Massimo De Carlo is pleased to present A great sufficiency, Peter Schuyff’s first solo exhibition with the gallery in London.

The exhibition brings together works shaped by counting, repetition, and sustained manual work, treating painting as a self-contained economy of labour and attention. The title points to a sense of fullness - neither too much nor too little - and reflects Schuyff’s resistance to over-explanation, as well as his belief that painting finds its meaning through the act of making itself.

“Function is a much better word than meaning,” Schuyff says. His paintings operate directly - visually, optically, physically - engaging the eye and the body. What they produce may vary, from pleasure to strain or fatigue, but the emphasis remains on the fact that something happens.

Many of the works in the exhibition are linked by systems of counting and measuring. Titles such as Ninety six nurses (2024), One hundred golden eggs (2024), and Gross miscarriage (2024) read almost as records or inventories. A “gross” means twelve dozen, or 144, a unit once used to count everyday goods like eggs or nails. DC (2024) points to six hundred, written in Roman numerals. The numbers mark the units Schuyff works with, linking the paintings to a logic of accumulation based on repetition and duration.

Several works from 2024 are densely worked, their surfaces punctuated by small points of light that slow the eye. The optical effect is a result rather than a plan. “I wanted to stop thinking and keep my hands busy,” Schuyff explains. Built over weeks through the repetition of a single gesture, the paintings gradually gather a different kind of intensity. “It’s like a stone in your pocket,” he says. “At a certain point it becomes gold. It becomes shiny. It becomes heavy.”

A sense of visual instability in the works emerges from touch and time rather than design. The surfaces unsettle the eye because they have been worked again and again. Looking slows down, becoming more attentive. The paintings ask the viewer to remain.

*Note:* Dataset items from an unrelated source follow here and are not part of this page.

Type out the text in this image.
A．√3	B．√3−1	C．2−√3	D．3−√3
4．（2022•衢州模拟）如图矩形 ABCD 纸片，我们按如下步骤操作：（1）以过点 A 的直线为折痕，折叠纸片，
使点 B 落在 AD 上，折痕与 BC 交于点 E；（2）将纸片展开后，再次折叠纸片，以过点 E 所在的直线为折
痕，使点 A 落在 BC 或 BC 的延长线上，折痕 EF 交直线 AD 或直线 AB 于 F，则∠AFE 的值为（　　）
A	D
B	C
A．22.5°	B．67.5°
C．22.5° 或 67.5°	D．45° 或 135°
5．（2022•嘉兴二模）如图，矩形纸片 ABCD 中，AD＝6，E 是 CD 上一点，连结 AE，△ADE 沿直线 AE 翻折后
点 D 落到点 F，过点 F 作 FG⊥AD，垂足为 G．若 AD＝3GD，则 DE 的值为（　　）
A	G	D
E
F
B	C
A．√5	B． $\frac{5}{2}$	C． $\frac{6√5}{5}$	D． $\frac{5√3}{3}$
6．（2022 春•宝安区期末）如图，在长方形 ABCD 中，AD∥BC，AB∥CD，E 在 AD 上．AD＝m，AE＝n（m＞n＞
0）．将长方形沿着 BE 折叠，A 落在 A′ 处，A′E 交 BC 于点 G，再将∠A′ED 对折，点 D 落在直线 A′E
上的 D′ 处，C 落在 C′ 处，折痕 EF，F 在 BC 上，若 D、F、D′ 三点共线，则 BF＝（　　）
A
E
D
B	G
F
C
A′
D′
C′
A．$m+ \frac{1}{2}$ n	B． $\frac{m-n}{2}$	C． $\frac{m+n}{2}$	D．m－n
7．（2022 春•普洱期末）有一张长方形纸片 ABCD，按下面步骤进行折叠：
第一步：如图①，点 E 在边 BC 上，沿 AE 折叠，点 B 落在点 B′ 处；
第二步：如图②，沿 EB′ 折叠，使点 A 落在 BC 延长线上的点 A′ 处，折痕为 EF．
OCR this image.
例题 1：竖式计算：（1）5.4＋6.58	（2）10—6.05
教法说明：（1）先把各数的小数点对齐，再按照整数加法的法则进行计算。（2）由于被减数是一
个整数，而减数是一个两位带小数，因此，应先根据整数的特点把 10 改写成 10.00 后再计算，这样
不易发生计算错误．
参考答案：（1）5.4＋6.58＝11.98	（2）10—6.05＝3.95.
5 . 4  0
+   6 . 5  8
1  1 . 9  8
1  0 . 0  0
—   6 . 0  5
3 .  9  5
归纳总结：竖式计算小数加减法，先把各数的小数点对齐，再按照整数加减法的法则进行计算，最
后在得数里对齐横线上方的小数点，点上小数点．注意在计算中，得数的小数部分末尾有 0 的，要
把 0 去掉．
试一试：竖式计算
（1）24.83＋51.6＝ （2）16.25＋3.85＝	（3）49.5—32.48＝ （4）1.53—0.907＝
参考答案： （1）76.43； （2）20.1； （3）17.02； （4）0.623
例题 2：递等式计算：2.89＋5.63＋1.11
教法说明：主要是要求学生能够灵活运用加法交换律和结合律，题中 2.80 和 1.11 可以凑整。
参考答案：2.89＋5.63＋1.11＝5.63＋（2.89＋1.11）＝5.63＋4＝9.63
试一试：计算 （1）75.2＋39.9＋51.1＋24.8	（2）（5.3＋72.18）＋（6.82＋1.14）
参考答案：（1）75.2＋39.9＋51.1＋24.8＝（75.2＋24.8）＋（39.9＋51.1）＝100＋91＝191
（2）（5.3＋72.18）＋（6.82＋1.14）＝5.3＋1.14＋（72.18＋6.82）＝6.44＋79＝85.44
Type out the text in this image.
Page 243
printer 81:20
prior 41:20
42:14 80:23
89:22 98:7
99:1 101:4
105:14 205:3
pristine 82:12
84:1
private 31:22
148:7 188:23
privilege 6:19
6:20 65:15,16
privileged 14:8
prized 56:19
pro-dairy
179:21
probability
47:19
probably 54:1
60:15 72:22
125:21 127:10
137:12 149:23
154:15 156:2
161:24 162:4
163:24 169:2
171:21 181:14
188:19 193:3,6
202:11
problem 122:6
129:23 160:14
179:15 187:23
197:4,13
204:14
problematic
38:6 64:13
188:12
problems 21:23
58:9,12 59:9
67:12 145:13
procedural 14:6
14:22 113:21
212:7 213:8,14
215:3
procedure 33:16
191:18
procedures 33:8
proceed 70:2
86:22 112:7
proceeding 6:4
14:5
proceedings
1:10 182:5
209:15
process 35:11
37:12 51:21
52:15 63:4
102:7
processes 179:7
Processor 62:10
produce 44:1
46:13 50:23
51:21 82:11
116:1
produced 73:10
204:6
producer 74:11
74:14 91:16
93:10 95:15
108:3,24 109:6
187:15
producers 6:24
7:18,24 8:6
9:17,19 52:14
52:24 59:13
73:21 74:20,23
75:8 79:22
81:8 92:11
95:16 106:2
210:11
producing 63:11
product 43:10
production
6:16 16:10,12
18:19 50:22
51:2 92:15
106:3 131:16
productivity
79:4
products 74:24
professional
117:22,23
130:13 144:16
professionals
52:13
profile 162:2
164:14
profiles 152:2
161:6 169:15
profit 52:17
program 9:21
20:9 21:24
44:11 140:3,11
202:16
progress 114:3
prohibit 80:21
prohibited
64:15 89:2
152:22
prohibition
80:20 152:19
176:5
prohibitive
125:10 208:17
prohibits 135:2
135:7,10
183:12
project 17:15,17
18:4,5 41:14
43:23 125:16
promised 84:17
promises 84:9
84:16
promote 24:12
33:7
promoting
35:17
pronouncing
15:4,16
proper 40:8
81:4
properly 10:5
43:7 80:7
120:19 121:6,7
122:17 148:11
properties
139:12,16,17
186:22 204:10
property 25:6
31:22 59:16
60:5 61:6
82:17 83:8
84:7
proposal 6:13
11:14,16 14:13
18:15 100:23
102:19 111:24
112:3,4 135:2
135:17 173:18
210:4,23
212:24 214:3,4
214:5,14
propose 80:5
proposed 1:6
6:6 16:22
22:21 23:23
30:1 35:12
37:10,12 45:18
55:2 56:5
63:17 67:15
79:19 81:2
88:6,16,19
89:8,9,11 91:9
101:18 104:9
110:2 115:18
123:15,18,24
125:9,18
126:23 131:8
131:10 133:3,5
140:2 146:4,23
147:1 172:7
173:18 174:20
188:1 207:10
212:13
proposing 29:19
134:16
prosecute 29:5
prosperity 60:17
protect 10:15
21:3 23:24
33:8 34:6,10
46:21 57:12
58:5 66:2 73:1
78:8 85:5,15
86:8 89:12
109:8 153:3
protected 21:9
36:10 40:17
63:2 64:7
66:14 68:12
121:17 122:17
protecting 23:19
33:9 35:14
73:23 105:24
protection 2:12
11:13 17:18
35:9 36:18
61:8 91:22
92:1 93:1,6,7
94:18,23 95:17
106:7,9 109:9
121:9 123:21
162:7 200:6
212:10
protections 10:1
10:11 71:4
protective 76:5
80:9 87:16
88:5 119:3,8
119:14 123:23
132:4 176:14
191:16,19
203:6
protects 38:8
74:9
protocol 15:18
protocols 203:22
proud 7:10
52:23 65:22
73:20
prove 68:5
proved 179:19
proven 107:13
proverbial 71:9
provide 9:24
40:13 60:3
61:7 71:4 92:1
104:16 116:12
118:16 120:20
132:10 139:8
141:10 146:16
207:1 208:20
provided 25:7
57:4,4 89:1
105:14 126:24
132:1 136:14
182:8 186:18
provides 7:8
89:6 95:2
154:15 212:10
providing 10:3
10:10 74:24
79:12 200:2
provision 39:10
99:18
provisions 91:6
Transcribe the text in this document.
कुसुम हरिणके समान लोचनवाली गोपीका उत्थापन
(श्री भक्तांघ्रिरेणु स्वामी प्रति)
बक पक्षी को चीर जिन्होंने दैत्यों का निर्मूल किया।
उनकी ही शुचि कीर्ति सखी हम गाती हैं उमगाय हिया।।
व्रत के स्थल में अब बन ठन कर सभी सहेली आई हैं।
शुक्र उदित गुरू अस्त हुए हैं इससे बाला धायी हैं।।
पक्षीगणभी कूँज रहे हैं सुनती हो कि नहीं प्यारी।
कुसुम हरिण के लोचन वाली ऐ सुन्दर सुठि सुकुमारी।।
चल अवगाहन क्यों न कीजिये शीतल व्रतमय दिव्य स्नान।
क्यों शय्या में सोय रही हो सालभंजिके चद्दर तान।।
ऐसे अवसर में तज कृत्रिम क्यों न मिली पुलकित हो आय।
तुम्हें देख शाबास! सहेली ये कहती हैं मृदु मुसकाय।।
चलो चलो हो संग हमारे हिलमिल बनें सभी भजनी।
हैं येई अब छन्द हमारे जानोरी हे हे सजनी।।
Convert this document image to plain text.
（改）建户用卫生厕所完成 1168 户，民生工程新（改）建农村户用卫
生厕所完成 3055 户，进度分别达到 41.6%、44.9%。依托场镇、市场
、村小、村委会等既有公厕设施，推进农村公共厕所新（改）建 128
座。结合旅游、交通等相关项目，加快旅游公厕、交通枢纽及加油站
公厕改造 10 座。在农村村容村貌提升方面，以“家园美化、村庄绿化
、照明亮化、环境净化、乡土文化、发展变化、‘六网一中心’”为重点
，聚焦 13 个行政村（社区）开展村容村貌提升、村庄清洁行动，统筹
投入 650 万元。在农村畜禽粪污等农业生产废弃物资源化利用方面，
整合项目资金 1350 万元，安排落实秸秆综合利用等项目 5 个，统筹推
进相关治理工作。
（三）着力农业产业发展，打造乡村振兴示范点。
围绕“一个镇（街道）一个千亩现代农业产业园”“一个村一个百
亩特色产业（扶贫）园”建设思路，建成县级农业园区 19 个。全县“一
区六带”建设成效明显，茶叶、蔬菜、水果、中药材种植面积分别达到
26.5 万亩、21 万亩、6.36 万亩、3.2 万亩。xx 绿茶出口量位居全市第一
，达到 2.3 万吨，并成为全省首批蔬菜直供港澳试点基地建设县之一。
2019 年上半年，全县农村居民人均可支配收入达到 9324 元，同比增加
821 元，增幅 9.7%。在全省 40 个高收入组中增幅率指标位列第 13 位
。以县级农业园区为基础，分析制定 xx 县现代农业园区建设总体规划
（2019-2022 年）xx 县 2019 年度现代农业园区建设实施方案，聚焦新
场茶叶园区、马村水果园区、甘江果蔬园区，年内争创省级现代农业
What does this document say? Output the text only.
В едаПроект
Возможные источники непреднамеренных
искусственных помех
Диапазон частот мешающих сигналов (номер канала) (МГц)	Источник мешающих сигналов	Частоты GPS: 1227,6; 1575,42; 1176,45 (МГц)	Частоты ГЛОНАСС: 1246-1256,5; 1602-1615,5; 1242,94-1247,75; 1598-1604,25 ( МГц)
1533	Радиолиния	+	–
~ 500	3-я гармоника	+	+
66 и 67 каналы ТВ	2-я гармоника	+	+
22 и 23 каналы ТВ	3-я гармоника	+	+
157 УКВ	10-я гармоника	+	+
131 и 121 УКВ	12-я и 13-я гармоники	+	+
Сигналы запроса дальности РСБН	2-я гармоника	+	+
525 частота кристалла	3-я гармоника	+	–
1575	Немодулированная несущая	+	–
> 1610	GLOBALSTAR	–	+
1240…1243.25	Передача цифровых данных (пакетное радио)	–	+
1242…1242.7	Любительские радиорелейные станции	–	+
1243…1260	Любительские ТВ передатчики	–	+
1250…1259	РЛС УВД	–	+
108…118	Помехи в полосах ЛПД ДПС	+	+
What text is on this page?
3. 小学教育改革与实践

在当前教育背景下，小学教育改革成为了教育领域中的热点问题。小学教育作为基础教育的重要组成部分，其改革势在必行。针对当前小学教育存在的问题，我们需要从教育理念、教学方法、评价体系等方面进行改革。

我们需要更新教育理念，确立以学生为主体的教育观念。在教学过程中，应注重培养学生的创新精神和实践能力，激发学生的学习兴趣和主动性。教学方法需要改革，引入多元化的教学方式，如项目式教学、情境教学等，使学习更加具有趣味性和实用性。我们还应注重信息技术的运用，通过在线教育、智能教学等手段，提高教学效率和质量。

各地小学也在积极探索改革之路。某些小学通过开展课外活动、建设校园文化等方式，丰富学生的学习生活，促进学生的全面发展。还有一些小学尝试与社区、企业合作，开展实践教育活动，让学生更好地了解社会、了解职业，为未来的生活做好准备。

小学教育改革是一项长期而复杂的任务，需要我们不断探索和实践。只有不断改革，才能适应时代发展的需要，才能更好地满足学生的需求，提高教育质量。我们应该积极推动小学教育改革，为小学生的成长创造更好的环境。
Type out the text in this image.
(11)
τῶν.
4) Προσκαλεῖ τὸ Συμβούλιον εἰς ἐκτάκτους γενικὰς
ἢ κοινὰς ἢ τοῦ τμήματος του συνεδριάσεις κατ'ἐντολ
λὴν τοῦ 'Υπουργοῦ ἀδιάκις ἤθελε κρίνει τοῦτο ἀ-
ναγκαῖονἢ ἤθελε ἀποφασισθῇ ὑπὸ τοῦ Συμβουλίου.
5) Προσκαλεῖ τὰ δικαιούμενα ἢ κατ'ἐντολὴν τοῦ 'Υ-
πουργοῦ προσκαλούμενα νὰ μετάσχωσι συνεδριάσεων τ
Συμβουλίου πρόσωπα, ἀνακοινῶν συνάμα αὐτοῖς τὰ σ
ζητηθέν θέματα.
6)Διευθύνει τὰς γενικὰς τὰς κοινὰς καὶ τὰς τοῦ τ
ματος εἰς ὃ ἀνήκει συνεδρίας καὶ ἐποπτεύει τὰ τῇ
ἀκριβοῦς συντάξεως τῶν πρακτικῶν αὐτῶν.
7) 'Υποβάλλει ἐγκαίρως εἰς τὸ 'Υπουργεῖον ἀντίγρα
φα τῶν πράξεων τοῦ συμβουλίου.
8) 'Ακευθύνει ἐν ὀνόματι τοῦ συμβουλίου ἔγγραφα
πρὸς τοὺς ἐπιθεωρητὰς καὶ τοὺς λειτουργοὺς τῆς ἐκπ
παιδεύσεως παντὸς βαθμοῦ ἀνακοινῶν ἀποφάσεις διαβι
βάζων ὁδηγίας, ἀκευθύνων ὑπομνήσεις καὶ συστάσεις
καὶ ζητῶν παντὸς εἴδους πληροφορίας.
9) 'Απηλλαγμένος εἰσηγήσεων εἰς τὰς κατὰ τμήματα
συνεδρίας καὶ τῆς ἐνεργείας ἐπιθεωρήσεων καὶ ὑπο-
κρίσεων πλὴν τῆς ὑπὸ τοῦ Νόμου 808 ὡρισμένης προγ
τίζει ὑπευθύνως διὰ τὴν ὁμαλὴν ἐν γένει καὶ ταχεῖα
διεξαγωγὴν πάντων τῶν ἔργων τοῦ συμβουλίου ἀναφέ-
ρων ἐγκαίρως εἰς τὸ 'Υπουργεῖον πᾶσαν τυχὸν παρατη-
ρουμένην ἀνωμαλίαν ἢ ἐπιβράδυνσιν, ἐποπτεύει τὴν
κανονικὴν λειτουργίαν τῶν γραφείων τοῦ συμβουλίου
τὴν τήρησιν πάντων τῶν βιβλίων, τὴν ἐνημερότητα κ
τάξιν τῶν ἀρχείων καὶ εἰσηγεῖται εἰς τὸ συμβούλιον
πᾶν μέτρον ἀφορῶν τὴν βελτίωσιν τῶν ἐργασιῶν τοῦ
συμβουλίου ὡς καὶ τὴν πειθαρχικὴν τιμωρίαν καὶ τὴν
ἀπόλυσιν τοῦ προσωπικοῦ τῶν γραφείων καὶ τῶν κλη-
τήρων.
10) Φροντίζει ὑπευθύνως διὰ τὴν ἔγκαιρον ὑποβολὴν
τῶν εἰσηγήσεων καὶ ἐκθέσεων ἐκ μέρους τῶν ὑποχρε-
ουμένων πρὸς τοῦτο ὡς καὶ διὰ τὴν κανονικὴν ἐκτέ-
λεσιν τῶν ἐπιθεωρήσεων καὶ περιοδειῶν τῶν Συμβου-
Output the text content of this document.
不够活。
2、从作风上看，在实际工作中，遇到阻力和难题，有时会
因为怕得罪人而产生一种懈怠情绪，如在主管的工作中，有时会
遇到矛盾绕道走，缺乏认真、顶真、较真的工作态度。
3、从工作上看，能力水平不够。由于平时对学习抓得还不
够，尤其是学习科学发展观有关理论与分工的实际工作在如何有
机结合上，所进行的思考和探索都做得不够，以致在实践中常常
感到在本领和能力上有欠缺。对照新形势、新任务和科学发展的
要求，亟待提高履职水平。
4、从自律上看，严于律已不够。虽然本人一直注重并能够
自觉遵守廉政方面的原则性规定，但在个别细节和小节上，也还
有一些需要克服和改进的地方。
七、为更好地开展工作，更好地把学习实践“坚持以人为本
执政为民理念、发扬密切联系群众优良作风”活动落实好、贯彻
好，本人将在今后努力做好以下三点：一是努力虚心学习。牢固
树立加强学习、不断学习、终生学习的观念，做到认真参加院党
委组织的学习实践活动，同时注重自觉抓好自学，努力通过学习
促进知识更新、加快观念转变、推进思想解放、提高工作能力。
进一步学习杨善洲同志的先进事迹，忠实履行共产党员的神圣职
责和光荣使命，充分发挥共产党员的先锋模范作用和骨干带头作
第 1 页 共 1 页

Schuyff is also open about the circumstances in which these works tend to be made. “They’re not the paintings I make when I’m really happy,” he says. “They are therapy.” This is not offered as confession, but as context. For Schuyff, painting is a form of persistence rather than expression. He has described himself as “more an athlete than a poet.”Across a career that began in New York in the 1980s and moved through Neo-Geo and beyond, Schuyff has avoided fixed positions and categories. Now based between Amsterdam, Netherlands, and Bari, Italy, but still culturally shaped by New York, he works at a slight remove from place and narrative. That distance allows him to remain attentive to what painting can still do, on its own terms.

A great sufficiency does not seek to demonstrate painting’s relevance or argue for its necessity. It takes it as given. The exhibition asks little of the viewer beyond time and attention. What the exhibition offers instead is a complete act of painting, carried forward through measure and repetition until it reaches a point where nothing more is needed. This is what Schuyff calls “a great sufficiency”.